Udacity MLOps Nanodegree Final Project

Note to reviewers: see all required generated files in generated_files folder.

Key Assumptions

  • New data files (csv) are deposited into a specified folder.
  • All files in the specified folder should be combined into a single dataset.
  • Feature columns are lastmonth_activity, lastyear_activity, number_of_employees
  • Features are numerical.
  • Label column to predict is exited.
  • Labels are binary.

ML Pipeline

Project Configuration

Using config.json the following items are set:

  • input_folder_path contains all files to be used in current dataset
  • output_folder_path a copy of the current dataset will be written here
  • test_data_path a witheld dataset in csv format for model testing.
  • output_model_path a copy of the current model will be written here
  • prod_deployment_path the model stored here is served by a web API
  • db_path path to a sqlite database

Data Ingestion

  1. Locate all files in data folder.
  2. Compile data in all files into single dataset.
  3. Deduplicate.

Model Training

  • sklearn.LogisticRegression

Diagnostics

The following diagnostic items are tracked for each dataset.

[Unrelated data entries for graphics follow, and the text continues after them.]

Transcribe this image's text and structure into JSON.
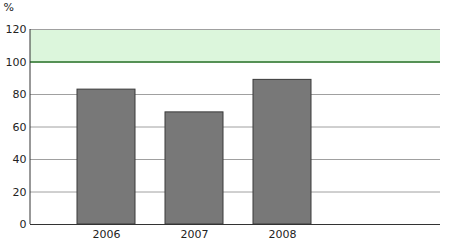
{
  "chart_data": {
    "type": "bar",
    "y_label": "%",
    "categories": [
      "2006",
      "2007",
      "2008"
    ],
    "values": [
      83,
      69,
      89
    ],
    "color": "#787878",
    "target_range": [
      100,
      120
    ],
    "ylim": [
      0,
      120
    ],
    "yticks": [
      0,
      20,
      40,
      60,
      80,
      100,
      120
    ],
    "grid": true
  }
}
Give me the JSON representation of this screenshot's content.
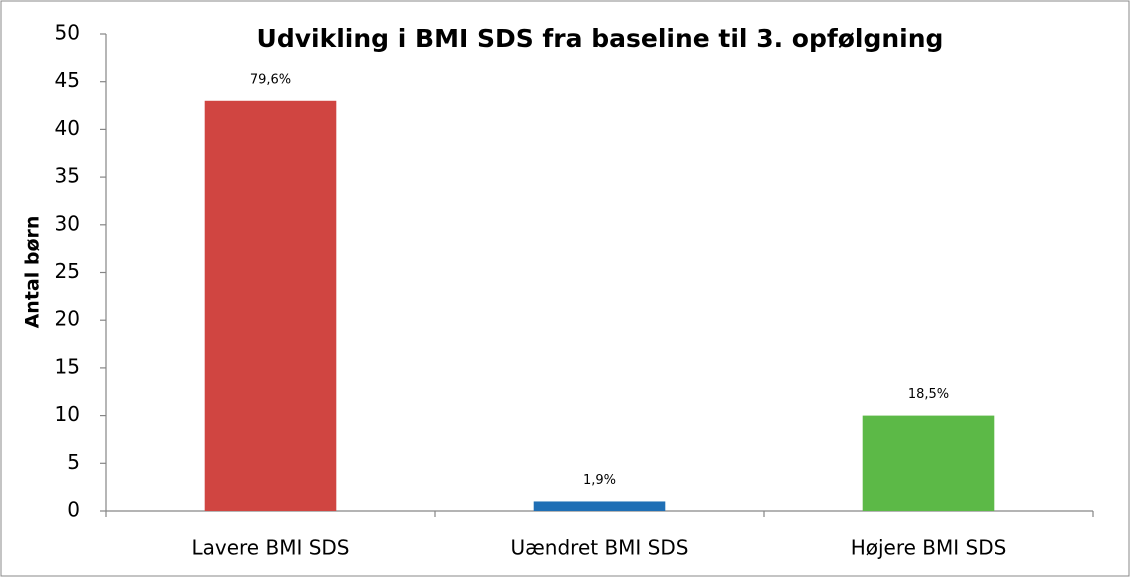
{
  "chart_data": {
    "type": "bar",
    "title": "Udvikling i BMI SDS fra baseline til 3. opfølgning",
    "y_label": "Antal børn",
    "categories": [
      "Lavere BMI SDS",
      "Uændret BMI SDS",
      "Højere BMI SDS"
    ],
    "values": [
      43,
      1,
      10
    ],
    "annotations": [
      "79,6%",
      "1,9%",
      "18,5%"
    ],
    "colors": [
      "#d04541",
      "#1f6fb5",
      "#5cb947"
    ],
    "ylim": [
      0,
      50
    ],
    "yticks": [
      0,
      5,
      10,
      15,
      20,
      25,
      30,
      35,
      40,
      45,
      50
    ],
    "grid": false
  }
}
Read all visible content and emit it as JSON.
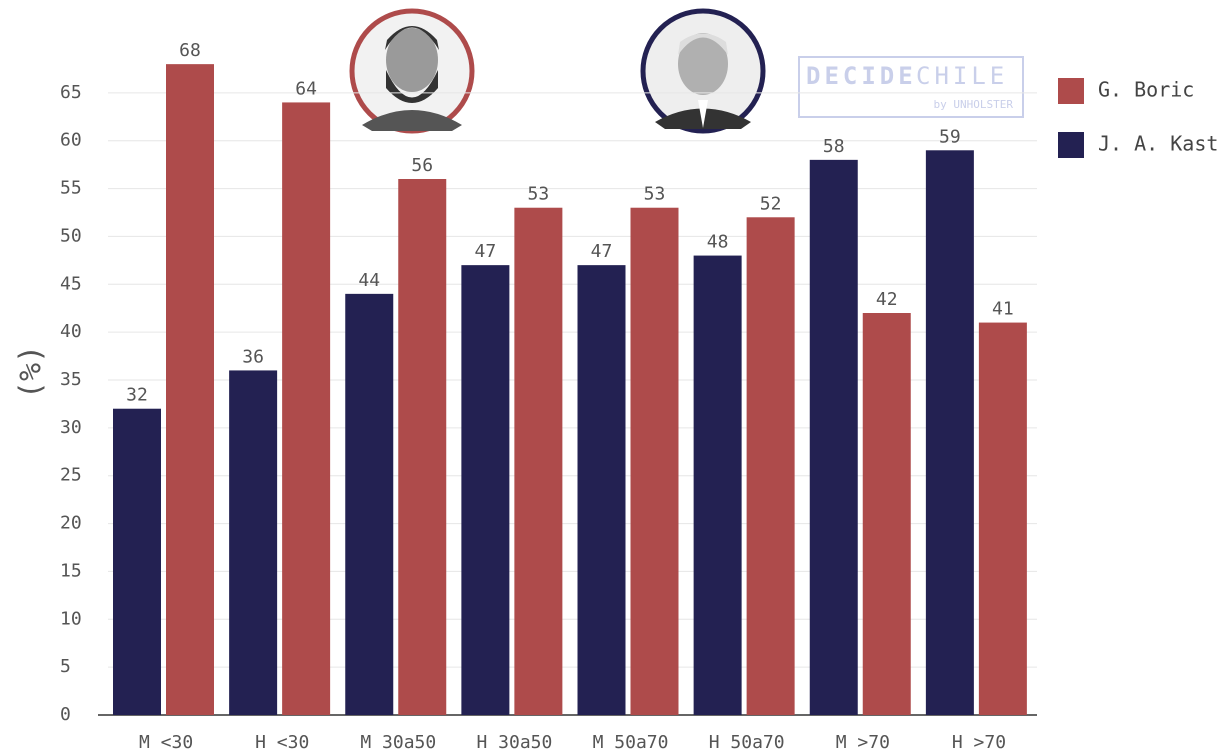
{
  "chart_data": {
    "type": "bar",
    "y_label": "(%)",
    "categories": [
      "M <30",
      "H <30",
      "M 30a50",
      "H 30a50",
      "M 50a70",
      "H 50a70",
      "M >70",
      "H >70"
    ],
    "series": [
      {
        "name": "G. Boric",
        "color": "#ae4b4b",
        "values": [
          68,
          64,
          56,
          53,
          53,
          52,
          42,
          41
        ]
      },
      {
        "name": "J. A. Kast",
        "color": "#232152",
        "values": [
          32,
          36,
          44,
          47,
          47,
          48,
          58,
          59
        ]
      }
    ],
    "ylim": [
      0,
      70
    ],
    "yticks": [
      0,
      5,
      10,
      15,
      20,
      25,
      30,
      35,
      40,
      45,
      50,
      55,
      60,
      65
    ],
    "grid": true,
    "watermark": {
      "brand_bold": "DECIDE",
      "brand_light": "CHILE",
      "byline": "by UNHOLSTER"
    }
  }
}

  • Column-wise mean, median, and standard deviation.
  • Column-wise percent of missing values.
  • Time required to ingest dataset.
  • Time required to train on the dataset
  • Model f1 score.
  • All pip packages installed, current and latest-available versions

Deployment

For serving of the model and associated metrics, a number of files are written to a deployment folder specified in the config.

  • trainedmodel.pkl the trained model
  • dataset_summary.csv summary statistics of the dataset used during training
  • ingestedfiles.txt list of the source files used for training
  • latestscore.txt f1 score as well as timing information
  • packages.csv pip packages installed vs latest-available version generated during training

Pipeline Automation

Automation is accomplished with a cronjob running fullprocess.py at regular intervals. This works as follows:

project pipeline

Serving

Deployed files are served on an API implemented with Flask in app.py. Tests for this API are provided in apicalls.py.

*Note one limitation in this implementation as specified by the project rubric is the API can only provide predictions for files residing on the file system of the web app.